Among the remaining proposed committee members, David T. Allen, Ph.D., Susan Anenberg, Ph.D., Michele Barry, M.D., Charles T. Driscoll, Jr., Ph.D., Chris T. Hendrickson, Ph.D., Marika Holland, Ph.D., George M. Hornberger, Rear Admiral David W. Titley, USN (Retired), each is problematic for similar reasons. Each of them is a member of, work with or for, or lead, climate activist organizations or university centers and departments specifically formed after climate alarm became a public policy issue – centers and organizations dedicated to fighting climate anthropogenic climate change. Their work and research are predicated on the assumption that humans are causing dangerous climate change, the effects of which must be detected or teased out both to assign blame and develop responses. If climate change isn’t producing or seriously threatening catastrophic consequences, their respective reputations and much of their lives’ work will be discredited or shown to be undertaken for naught.
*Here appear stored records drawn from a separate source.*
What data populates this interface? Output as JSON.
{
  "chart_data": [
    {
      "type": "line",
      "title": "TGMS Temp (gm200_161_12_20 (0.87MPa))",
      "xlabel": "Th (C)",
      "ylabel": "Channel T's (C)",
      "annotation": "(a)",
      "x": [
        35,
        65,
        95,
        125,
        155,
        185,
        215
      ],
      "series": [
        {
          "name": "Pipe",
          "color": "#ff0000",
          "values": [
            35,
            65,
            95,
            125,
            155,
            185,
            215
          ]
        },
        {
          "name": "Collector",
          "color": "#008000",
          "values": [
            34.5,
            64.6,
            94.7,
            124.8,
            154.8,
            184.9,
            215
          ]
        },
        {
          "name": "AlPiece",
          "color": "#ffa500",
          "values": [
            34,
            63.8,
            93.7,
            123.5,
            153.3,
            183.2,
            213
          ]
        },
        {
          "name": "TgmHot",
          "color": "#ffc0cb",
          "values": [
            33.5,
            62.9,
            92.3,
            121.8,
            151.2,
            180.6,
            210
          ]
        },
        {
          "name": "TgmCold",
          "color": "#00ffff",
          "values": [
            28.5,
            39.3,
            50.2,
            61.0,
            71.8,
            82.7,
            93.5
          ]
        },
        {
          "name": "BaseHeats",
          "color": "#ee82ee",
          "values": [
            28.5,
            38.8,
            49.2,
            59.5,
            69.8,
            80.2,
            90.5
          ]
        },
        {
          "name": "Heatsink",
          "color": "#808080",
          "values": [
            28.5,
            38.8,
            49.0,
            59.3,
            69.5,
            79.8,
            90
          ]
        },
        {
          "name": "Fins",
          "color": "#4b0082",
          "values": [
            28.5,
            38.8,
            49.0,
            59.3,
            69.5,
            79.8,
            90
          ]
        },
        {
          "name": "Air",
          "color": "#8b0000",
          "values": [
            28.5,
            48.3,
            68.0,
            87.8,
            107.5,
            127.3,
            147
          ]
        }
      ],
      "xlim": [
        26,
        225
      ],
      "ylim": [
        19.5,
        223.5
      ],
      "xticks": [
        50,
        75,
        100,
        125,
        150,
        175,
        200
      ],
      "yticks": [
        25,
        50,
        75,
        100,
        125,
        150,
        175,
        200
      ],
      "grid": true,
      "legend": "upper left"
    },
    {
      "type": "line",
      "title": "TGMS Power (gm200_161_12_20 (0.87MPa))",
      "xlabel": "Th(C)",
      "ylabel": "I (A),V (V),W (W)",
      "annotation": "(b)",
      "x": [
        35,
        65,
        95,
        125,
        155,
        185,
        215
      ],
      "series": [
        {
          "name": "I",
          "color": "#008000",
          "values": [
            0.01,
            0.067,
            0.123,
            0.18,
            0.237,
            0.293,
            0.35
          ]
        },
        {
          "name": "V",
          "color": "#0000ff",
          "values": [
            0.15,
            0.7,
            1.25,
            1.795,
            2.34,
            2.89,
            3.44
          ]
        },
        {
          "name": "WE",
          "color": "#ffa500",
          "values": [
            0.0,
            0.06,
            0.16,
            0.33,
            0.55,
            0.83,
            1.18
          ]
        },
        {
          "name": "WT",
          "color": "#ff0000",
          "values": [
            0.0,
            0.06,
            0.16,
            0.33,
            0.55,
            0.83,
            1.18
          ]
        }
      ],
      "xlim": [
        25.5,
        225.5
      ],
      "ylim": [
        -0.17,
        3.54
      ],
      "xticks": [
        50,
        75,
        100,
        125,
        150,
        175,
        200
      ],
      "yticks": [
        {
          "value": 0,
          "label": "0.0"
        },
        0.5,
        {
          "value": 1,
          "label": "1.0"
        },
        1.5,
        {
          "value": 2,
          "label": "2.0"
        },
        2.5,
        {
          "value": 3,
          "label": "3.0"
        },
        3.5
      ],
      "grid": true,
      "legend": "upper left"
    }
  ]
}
In addition, these centers and groups have received millions of dollars in grants, contracts, and donations predicated on the assumption that climate change is not just real, but dangerous, in need of being halted or mitigated, based on solutions or policies developed by their centers or organizations. Further grants and donations would go away if an objective assessment of the state of the knowledge about climate change suggests that it is unlikely to produce dire results, or that the harms it threatens are less severe than any harms that would likely result from the wholesale top-down remaking of the economy, sans hydrocarbon use, necessary to sharply curtail greenhouse gas emissions. As such, they are not positioned to produce a trustworthy objective assessment of the causes and consequences of climate change, being simply invested in the conclusion coming out in a way that vindicates their previous efforts and indicates that continued funding for their work is critical.

Below are additional researchers whose expertise, research, and credentials make them ideal candidates as members of a committee devoted to objectively describe and discuss what is known and unknown about the causes of climate change, and/or the ongoing or reasonably expected future impacts of climate change, and/or the benefits, costs, and potential success of various proposals to “fight” climate change. At the very least, adding one or more of the suggested researchers suggested above and below would provide some of the “balance,” the NAS says it wants its commissioned report to reflect.

David Legates, Ph.D., former Delaware state climatologist and former director of the Center for Climatic Research at the University of Delaware.

Craig Idso, Ph.D., founder, president and current chairman of the board of the Center for the Study of Carbon Dioxide and Global Change.

Joe Bastardi, professional meteorologist and weather forecaster.

Anthony Lupo – department chair and professor of atmospheric science at the University of Missouri.

Roger Pielke Jr., Ph.D. American political scientist and a former professor at the Cooperative Institute for Research in Environmental Sciences.

Cliff Mass, Ph.D., professor of Atmospheric Sciences at the University of Washington.    

Mark Albright – Former Washington State Climatologist, Research Meteorologist at the University of Washington

Col. John Antal, Special Assistant to the Chairman of the Joint Chiefs of Staff, member of the U.S. Army Science Advisory Board.

William Briggs, Ph.D. statistical consultant

Petr Chýlek, Ph.D., climatologist and researcher for Space and Remote Sensing Sciences at Los Alamos National Laboratory.

Kevin Dayaratna, Ph.D., director, Center for Data Analysis and Chief Statistician at the Heritage Foundation

James Enstrom, Ph.D., president of the Scientific Integrity Institute and former research professor at the University of California, Los Angeles, School of Public Health and Jonsson Comprehensive Cancer Center.

Indur Goklany, Ph.D., visiting Fellow, American Enterprise Institute, retired from the U.S. Department of the Interior.

Howard Hayden, Ph.D., professor of Physics Emeritus, University of Connecticut.

Andrew Morris, Ph.D., J.D., D. Paul Jones, Jr. & Charlene Angelich Jones Chairholder of Law, University of Alabama.

Arthur Viterito, Ph.D., retired professor of geography at the College of Southern Maryland/

Benjamin Zycher, Ph.D., Senior Fellow, The American Enterprise Institute.